New Release Section:
The Dead Milkmen, “Grandpa’s Not A Racist (He Just Voted For One)”

VIA PRESS RELEASE | In an era of unparalleled stupidity, political dysfunction, and societal collapse—couldn’t we all really use a new Dead Milkmen album? After nearly nine long years, that wish has been granted!

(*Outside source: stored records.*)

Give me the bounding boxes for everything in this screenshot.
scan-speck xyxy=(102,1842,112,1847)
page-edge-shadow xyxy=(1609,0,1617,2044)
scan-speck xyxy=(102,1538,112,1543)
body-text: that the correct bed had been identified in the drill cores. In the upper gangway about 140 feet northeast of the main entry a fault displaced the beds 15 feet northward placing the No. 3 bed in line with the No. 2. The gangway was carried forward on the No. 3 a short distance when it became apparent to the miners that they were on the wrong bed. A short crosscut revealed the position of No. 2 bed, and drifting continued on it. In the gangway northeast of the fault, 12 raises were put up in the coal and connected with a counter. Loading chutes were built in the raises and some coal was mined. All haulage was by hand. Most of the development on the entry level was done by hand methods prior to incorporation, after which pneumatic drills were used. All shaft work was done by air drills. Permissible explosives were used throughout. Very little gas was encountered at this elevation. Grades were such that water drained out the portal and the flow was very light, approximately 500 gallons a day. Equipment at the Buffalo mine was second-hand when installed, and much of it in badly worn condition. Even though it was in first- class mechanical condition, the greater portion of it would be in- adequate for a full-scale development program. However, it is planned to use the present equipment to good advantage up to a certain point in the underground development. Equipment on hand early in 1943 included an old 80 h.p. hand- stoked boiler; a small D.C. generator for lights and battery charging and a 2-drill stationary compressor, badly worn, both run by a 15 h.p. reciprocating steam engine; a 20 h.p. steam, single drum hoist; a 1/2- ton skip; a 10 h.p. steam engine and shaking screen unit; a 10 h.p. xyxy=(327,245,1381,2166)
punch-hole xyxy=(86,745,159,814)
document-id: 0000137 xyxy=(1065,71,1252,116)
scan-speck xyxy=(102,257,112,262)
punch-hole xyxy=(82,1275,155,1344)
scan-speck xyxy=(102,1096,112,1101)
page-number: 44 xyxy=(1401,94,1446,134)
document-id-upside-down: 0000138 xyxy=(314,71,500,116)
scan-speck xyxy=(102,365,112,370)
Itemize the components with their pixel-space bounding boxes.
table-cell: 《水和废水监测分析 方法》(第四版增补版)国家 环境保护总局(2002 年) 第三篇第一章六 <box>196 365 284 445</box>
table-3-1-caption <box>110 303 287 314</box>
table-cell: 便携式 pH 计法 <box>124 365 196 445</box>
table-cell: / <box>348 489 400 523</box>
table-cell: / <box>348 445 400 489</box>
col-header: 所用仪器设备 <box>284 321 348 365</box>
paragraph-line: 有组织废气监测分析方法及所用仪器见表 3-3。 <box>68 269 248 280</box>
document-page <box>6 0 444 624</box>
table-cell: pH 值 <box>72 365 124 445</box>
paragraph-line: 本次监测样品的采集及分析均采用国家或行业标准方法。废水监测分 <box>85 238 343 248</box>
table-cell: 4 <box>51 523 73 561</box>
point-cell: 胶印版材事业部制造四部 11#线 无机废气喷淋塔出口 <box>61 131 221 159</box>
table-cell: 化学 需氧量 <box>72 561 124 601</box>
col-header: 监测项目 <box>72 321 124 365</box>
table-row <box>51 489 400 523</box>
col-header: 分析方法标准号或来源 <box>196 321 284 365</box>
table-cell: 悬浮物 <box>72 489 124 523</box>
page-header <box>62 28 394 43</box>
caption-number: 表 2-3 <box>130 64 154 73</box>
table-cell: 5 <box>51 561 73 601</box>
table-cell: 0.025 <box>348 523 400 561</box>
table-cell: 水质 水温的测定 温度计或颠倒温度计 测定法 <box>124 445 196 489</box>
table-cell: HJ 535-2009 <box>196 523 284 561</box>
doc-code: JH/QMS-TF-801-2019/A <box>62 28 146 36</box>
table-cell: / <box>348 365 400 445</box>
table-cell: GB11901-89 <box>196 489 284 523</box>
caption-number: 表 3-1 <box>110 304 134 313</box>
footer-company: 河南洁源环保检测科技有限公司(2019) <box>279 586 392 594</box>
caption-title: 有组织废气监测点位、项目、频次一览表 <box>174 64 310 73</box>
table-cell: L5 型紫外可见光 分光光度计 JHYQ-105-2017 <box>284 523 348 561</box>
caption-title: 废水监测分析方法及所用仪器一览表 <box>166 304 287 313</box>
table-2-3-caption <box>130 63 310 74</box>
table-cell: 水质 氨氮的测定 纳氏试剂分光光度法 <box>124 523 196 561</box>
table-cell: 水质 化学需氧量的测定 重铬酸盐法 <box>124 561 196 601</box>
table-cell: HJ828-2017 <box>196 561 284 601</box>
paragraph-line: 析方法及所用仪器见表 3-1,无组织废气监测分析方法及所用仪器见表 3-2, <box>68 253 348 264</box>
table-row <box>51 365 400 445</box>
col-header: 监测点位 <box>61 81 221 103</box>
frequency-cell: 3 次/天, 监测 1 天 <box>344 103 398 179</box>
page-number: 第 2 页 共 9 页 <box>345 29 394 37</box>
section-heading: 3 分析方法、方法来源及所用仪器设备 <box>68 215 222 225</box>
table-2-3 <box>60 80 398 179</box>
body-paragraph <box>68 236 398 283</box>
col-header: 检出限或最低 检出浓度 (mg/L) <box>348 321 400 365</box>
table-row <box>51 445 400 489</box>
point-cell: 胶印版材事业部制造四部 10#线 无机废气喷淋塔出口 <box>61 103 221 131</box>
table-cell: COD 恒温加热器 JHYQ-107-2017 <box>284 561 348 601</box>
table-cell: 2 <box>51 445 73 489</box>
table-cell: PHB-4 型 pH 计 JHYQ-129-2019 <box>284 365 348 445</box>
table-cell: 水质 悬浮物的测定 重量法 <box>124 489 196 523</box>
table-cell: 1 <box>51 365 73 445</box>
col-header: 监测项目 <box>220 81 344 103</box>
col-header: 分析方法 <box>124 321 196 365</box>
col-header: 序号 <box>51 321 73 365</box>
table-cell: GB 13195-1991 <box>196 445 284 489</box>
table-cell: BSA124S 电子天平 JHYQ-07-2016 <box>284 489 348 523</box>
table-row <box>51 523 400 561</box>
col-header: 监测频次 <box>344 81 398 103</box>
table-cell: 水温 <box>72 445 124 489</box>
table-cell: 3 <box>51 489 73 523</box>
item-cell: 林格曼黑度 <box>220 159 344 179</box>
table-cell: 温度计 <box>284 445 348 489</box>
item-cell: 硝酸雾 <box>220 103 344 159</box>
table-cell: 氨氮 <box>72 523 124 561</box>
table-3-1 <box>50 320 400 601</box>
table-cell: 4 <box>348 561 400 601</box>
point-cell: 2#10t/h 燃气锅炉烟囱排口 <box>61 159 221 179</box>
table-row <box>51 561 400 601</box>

Philadelphia’s satirical punk legends announce their new album Quaker City Quiet Pills today (out 6/9 via The Giving Groove), alongside the release of its first official single, “Grandpa’s Not A Racist (He Just Voted For One).”

A merciless, uncomfortably catchy first single, the track mocks the mental acrobatics of defending a Trump-loving grandparent (kudos to the band’s own Joe Jack Talcum for the hilarious illustration that doubles as the the single’s artwork!).

Quaker City Quiet Pills is the band’s first new album since 2014’s Pretty Music For Pretty People—and in sticking with The Giving Groove’s charitable revenue model, the Dead Milkmen have chosen to donate the label’s proceeds of Quaker City Quiet Pills revenue to Rock to the Future, a 501(c)3 organization that equips Philadelphia youth with life skills to support current and lifelong well-being through free, student-driven music programs.

Quaker City Quiet Pills is steeped in the trademark mix of energized punk hooks, irreverent humor, and biting social commentary that has animated this group since their historic arrival on the punk scene nearly 40 years ago. All four members had a hand in the songwriting, and the results are as eclectic and twisted as ever. Running the gamut from the BDSM nightmare “Philadelphia Femdom” to the jazzy hipster sendup “The New York Guide to Art” to the fantastical “Astral Dad,” which was written after singer/keyboardist Rodney Anonymous (a.k.a. Rodney Linderman) challenged Joe to write a song about astral projection.

Meanwhile, Rodney turns in some of his most unhinged material to date. He unleashes his frustrations with indecisive take-out customers on “How Do You Even Manage to Exist” (“I’m making fun of myself there—I get angry at everything,” Rodney explains), provides ingredients for an incantation on “Hen’s Teeth and Goofa Dust” (“If anyone is doing a spell in the future, they should use that,” Rodney says), and plays a brain-poisoned, white supremacist lowlife on “We Are (Clearly Not) the Master Race.”